Table of Contents:
Required Minimum Distributions
The Coronavirus pandemic of 2020 has affected everyone. There is no one left untouched one way or another by these historic times. Among those perhaps most financially unnerved are those in retirement living on their lifetime savings and now wondering if they have enough to sustain retirement. There have been several recent legislative tax changes to the retirement landscape that retirees need to know in order preserve their accounts.
In late 2019 President Trump signed the SECURE Act which made a number of changes to the treatment of and planning around retirement accounts. One of the changes that will affect many retirement account owners is the delay of required withdrawals. Retirement account holders benefit from tax deductible contributions and tax deferred growth in retirement accounts, but the tax system does not allow these benefits to continue indefinitely. The system historically subjected retirement accounts to required minimum distributions (RMDs) once the account holder reaches age 70½. The SECURE Act postponed these RMDs until the year the account holder attains age 72. This change was slated to begin in 2020 but as we will see under the CARES Act it will not actually take effect until 2021.
In response to the current pandemic, Congress worked quickly to pass the CARES Act which is an expansive piece of legislation valued at north of $2 trillion.

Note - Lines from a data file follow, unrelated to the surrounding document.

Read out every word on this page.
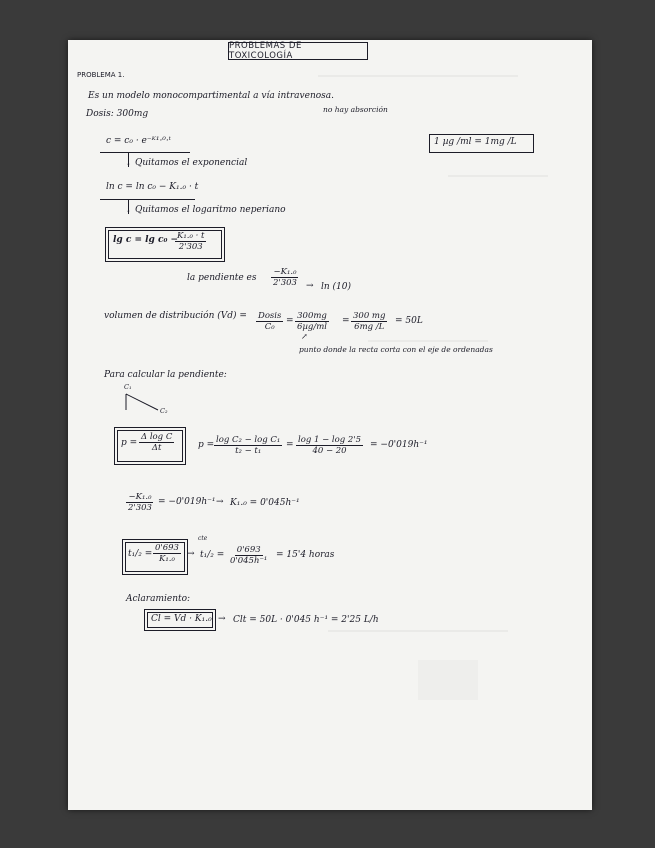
PROBLEMAS DE TOXICOLOGÍA
PROBLEMA 1.
Es un modelo monocompartimental a vía intravenosa.
no hay absorción
Dosis: 300mg
1 µg /ml = 1mg /L
c = c₀ · e⁻ᴷ¹·⁰·ᵗ
↓ Quitamos el exponencial
ln c = ln c₀ − K₁.₀ · t
↓ Quitamos el logaritmo neperiano
lg c = lg c₀ −
$\frac{\text{K₁.₀ · t}}{2'303}$
la pendiente es $\frac{\text{−K₁.₀}}{2'303} \to \ln (10)$
volumen de distribución (Vd) = Dosis
C₀
= 300mg
6µg/ml
= $\frac{300 mg}{6mg /L} = 50L$
↗
punto donde la recta corta con el eje de ordenadas
Para calcular la pendiente:
C₁
C₂
$p = \frac{\text{Δ log C}}{\Delta t}$	$p = \frac{\text{log C₂ − log C₁}}{\text{t₂ − t₁}} = \frac{\log 1 - \log 2'5}{40 - 20} = -0'019h^{-1}$
$\frac{\text{−K₁.₀}}{2'303} = -0'019h^{-1} \to K_1._0 = 0'045h^{-1}$
$t_1/_2 = \frac{0'693}{\text{K₁.₀}}$
cte
→ $t_1/_2 = \frac{0'693}{\text{0'045h⁻¹}} = 15'4$ horas
Aclaramiento:
Cl = Vd · K₁.₀ → Clt = 50L · 0'045 h⁻¹ = 2'25 L/h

Many of the CARES Act changes are focused on keeping small businesses afloat and keeping employees employed, but Congress did not forget about retirees.
The CARES Act suspends required minimum distributions for 2020 for traditional IRAs, SEP IRAs, SIMPLE IRAs, 401(k)s, 403(b)s, and Governmental 457(b) plans. Owners of these accounts will not be required to take any withdrawals in 2020. Notably defined benefit plans are not included in this provision and therefore are still subject to 2020 required minimum distributions.
One of the main reasons for suspension of 2020 RMDs is that RMDs are based on the account balance as of December 31st of the previous year. Congress did not want to force retirement account distributions based on December 2019 with the market having fallen 24.2% between the end of 2019 and the day the CARES Act was passed. This introduces multiple options for retirees looking at their accounts for 2020.
Option #2: Maintain Normal Course and Speed
For others, these retirement accounts represent the vast majority of the household assets and are needed to live on each and every year. Those that already take distributions in excess of RMDs will likely already have sufficient cash or short-term bonds in the retirement account to fund upcoming distributions. While you might not be able to forgo 2020 distributions, consider leaving equity holdings invested to the extent possible to allow for maximum recovery inside of the tax-advantaged account.
Option #3: Give It Away
How do these changes effect Qualified Charitable Distributions (QCDs)? QCDs are donations directly from an IRA to a public charity. The portion of a retirement account distribution given to charity is not included in income but still counts toward that year’s required minimum distribution. QCDs are a great strategy that reduces Adjusted Gross Income (AGI) which can save the taxpayer on additional Medicare premiums, the 3.8% Net Investment Income Tax, and many more tax attributes tied to AGI.
Retirees should consider forgoing any 2020 QCDs and perhaps double their originally planned 2021 QCD. If making charitable contributions in 2020 is a priority, the IRA holder should determine whether they expect to itemize and would benefit from making gifts outside of their IRA. If the taxpayer’s itemized deductions will not exceed their standard deduction, donations made outside of their IRA will yield no tax benefit and (if making 2020 donations is a priority) those donations should be made via a QCD.
That being said, the idea is that to the extent possible, retirees should leave retirement accounts untapped during 2020 to maximize the re-growth of the investments inside. Keep in mind when looking at doubling 2021 that QCDs are capped at $100,000 annually per individual. In the case of a married couple both spouses can make up to $100,000 of QCDs from their respective retirement accounts.
The CARES Act makes available the opportunity to leave retirement accounts invested inside of the tax-deferred wrapper by forgoing any 2020 RMDs while market prices are depressed. You and your advisor should take time to re-evaluate your 2020 distribution schedule in light of these recent changes to make sure your distribution and charitable giving plan fits with your goals and your personal tax situation.